C'est la preuve que quelque chose de plus grave se dessine derrière ces refus du verdict des urnes, même si les valeurs juridiques de ces référendums ne sont pas toutes du même ordre. On peut, comme Alain Juppé, considérer que l'époque est trop tendue pour procéder à des consultations référendaires. C'est un point de vue. Nous payons le prix - sévère il est vrai - d'un hyper-individualisme et d'une vision contestable de la démocratie qui ne se conçoit plus que sous la forme du respect des droits des minorités. Par conséquent, quand une minorité s'estime bafouée par une consultation démocratique, elle a de plus en plus tendance à remettre celle-ci en cause. Pendant deux siècles, la démocratie était associée en France au rêve jacobin et unanimiste de la Volonté générale. Aujourd'hui, sous l'influence du modèle libéral anglo-saxon, c'est le triomphe des volontés particulières. Il n'est pas sûr que notre démocratie y gagne beaucoup en sérénité.

Sur la loi travail, entre l'usage contesté de l'article 49.3, inscrit dans la Constitution, la diffusion de multiples pétitions opposées au texte et les nombreuses manifestations, où se trouve la légitimité démocratique?

Sur ce point, l'opposition à la loi travail, en dehors des dérives des casseurs, reste dans le jeu démocratique. Les opposants estiment qu'ils ont été pris par surprise par un gouvernement qui n'avait jamais évoqué dans son programme cette loi d'inspiration néolibérale (ou social-libérale, sur ce point il n'y a pas de différence), qui fait irruption en fin de mandat et dont l'efficacité n'a pas été bien expliquée. Il y a débats chez les spécialistes sur le lien entre créations d'emplois et transformation du contrat de travail. Comment être surpris qu'un tel projet écornant, selon les spécialistes, certains totems de la gauche fasse l'objet d'un refus radical des socialistes et des sociaux-démocrates qui rejettent l'évolution social-libérale de la présidence Hollande? Les opposants ont tort de considérer que l'usage du 49.3 est antidémocratique mais ils ont le droit de s'opposer à un projet par ailleurs imposé par Bruxelles. Les impérieuses injonctions de M. Juncker, déclarant que «la loi travail, c'est le minimum de ce qu'il faut faire», en sont la triste illustration. Il vaudrait mieux que les dirigeants de Bruxelles arrêtent de s'inviter dans les débats internes des peuples européens s'ils ne veulent pas que le Brexit fasse tâche d'huile.

Le pacte démocratique, qui semble sans cesse remis en cause, est-il devenu obsolète en Europe?

C'est une question très grave et, heureusement, encore prématurée.
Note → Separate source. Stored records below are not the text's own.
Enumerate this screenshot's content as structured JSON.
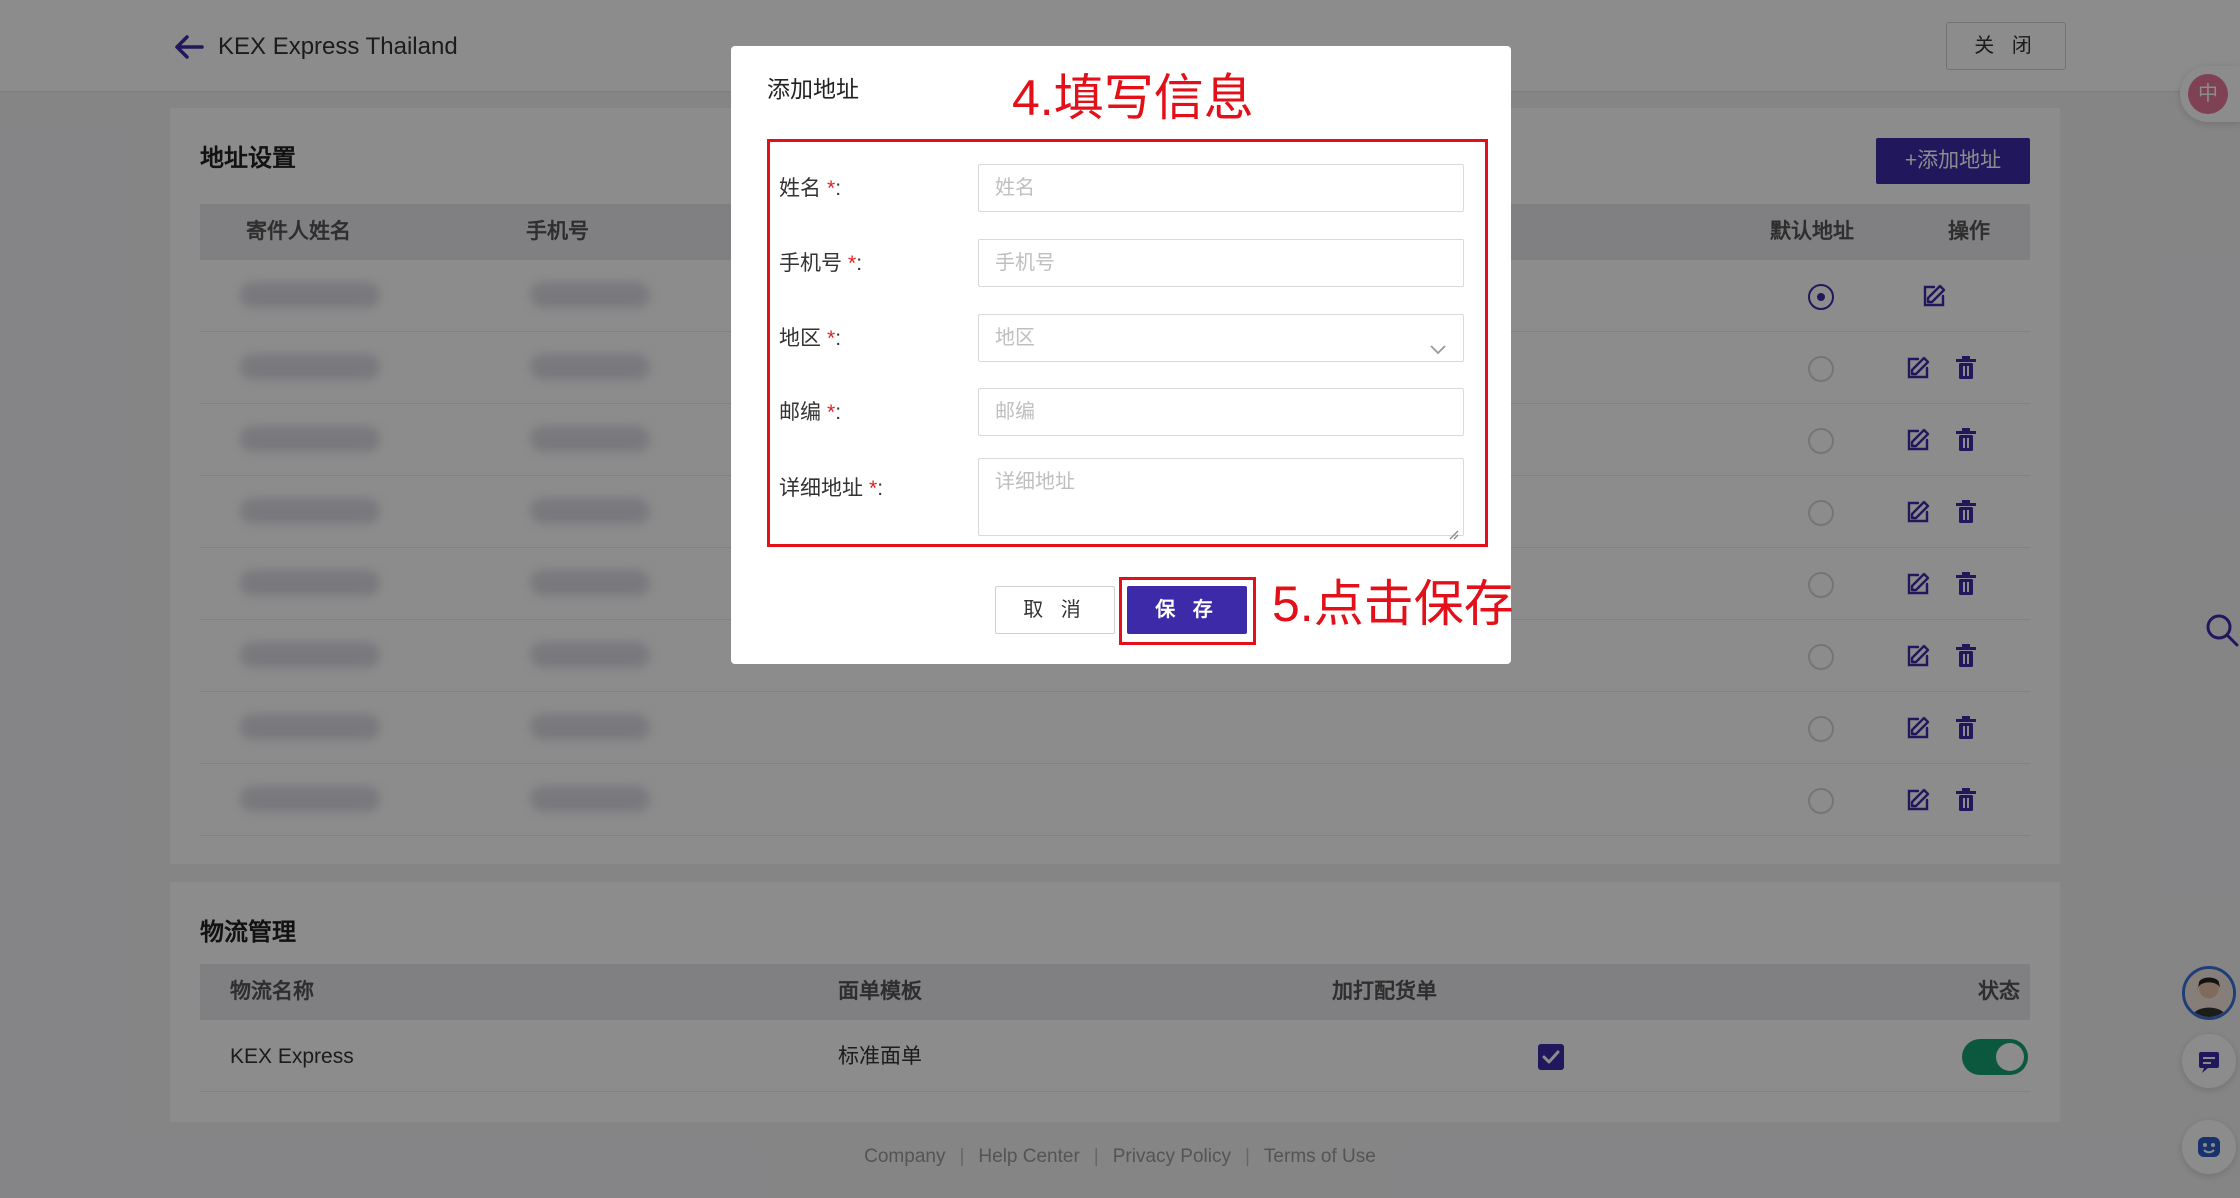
{
  "header": {
    "shop_name": "KEX Express Thailand",
    "close_label": "关 闭"
  },
  "address_section": {
    "title": "地址设置",
    "add_button": "+添加地址",
    "columns": [
      "寄件人姓名",
      "手机号",
      "默认地址",
      "操作"
    ],
    "rows": [
      {
        "default": true,
        "can_delete": false
      },
      {
        "default": false,
        "can_delete": true
      },
      {
        "default": false,
        "can_delete": true
      },
      {
        "default": false,
        "can_delete": true
      },
      {
        "default": false,
        "can_delete": true
      },
      {
        "default": false,
        "can_delete": true
      },
      {
        "default": false,
        "can_delete": true
      },
      {
        "default": false,
        "can_delete": true
      }
    ]
  },
  "logistics_section": {
    "title": "物流管理",
    "columns": [
      "物流名称",
      "面单模板",
      "加打配货单",
      "状态"
    ],
    "row": {
      "name": "KEX Express",
      "template": "标准面单",
      "print_packing_list": true,
      "enabled": true
    }
  },
  "footer": {
    "links": [
      "Company",
      "Help Center",
      "Privacy Policy",
      "Terms of Use"
    ],
    "separator": "|"
  },
  "modal": {
    "title": "添加地址",
    "required_mark": "*",
    "fields": [
      {
        "label": "姓名",
        "placeholder": "姓名"
      },
      {
        "label": "手机号",
        "placeholder": "手机号"
      },
      {
        "label": "地区",
        "placeholder": "地区"
      },
      {
        "label": "邮编",
        "placeholder": "邮编"
      },
      {
        "label": "详细地址",
        "placeholder": "详细地址"
      }
    ],
    "colon": ":",
    "cancel_label": "取 消",
    "save_label": "保 存"
  },
  "annotations": {
    "step4": "4.填写信息",
    "step5": "5.点击保存",
    "color": "#e3101a"
  },
  "side_tools": {
    "translate_glyph": "中"
  },
  "colors": {
    "primary": "#3d2aa8",
    "toggle_on": "#15a071",
    "required": "#e02020"
  }
}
Mais il est vrai qu'il y a là quelques signes avant-coureurs. Tout régime repose sur un postulat. On connaissait celui de la monarchie de droit divin. Le roi tirait son pouvoir de Dieu et parlait pour la nation. Quand en 1789, même les porte-paroles du parti aristocrate ne défendaient plus le droit divin, parlant de «faux principe», on pouvait se douter que les heures de ce régime étaient comptées. On connaît le postulat fondamental du régime démocratique. Rousseau nous l'a enseigné. C'est la Volonté générale qui s'exprime par l'équation: 50 + 1. On peut exiger des majorités qualifiées (comme les 2/3). Mais il faut le faire et le dire avant la consultation. Si on remet en cause ce postulat fondamental parce qu'un vote déplaît une partie de l'électorat, cela signifie qu'il existe désormais une partie des électeurs qui ne partagent plus la croyance dans la légitimité du pacte démocratique. Ce qui n'est guère rassurant pour l'avenir. Par quoi le remplacer? Au XVIIIe siècle, le despotisme éclairé avait une doctrine: «Tout pour le peuple, rien par le peuple», défendue notamment par ceux qu'on appelait les «économistes». Est-ce le rêve de ceux qui pétitionnent et rejettent les consultations qui ne leur conviennent pas?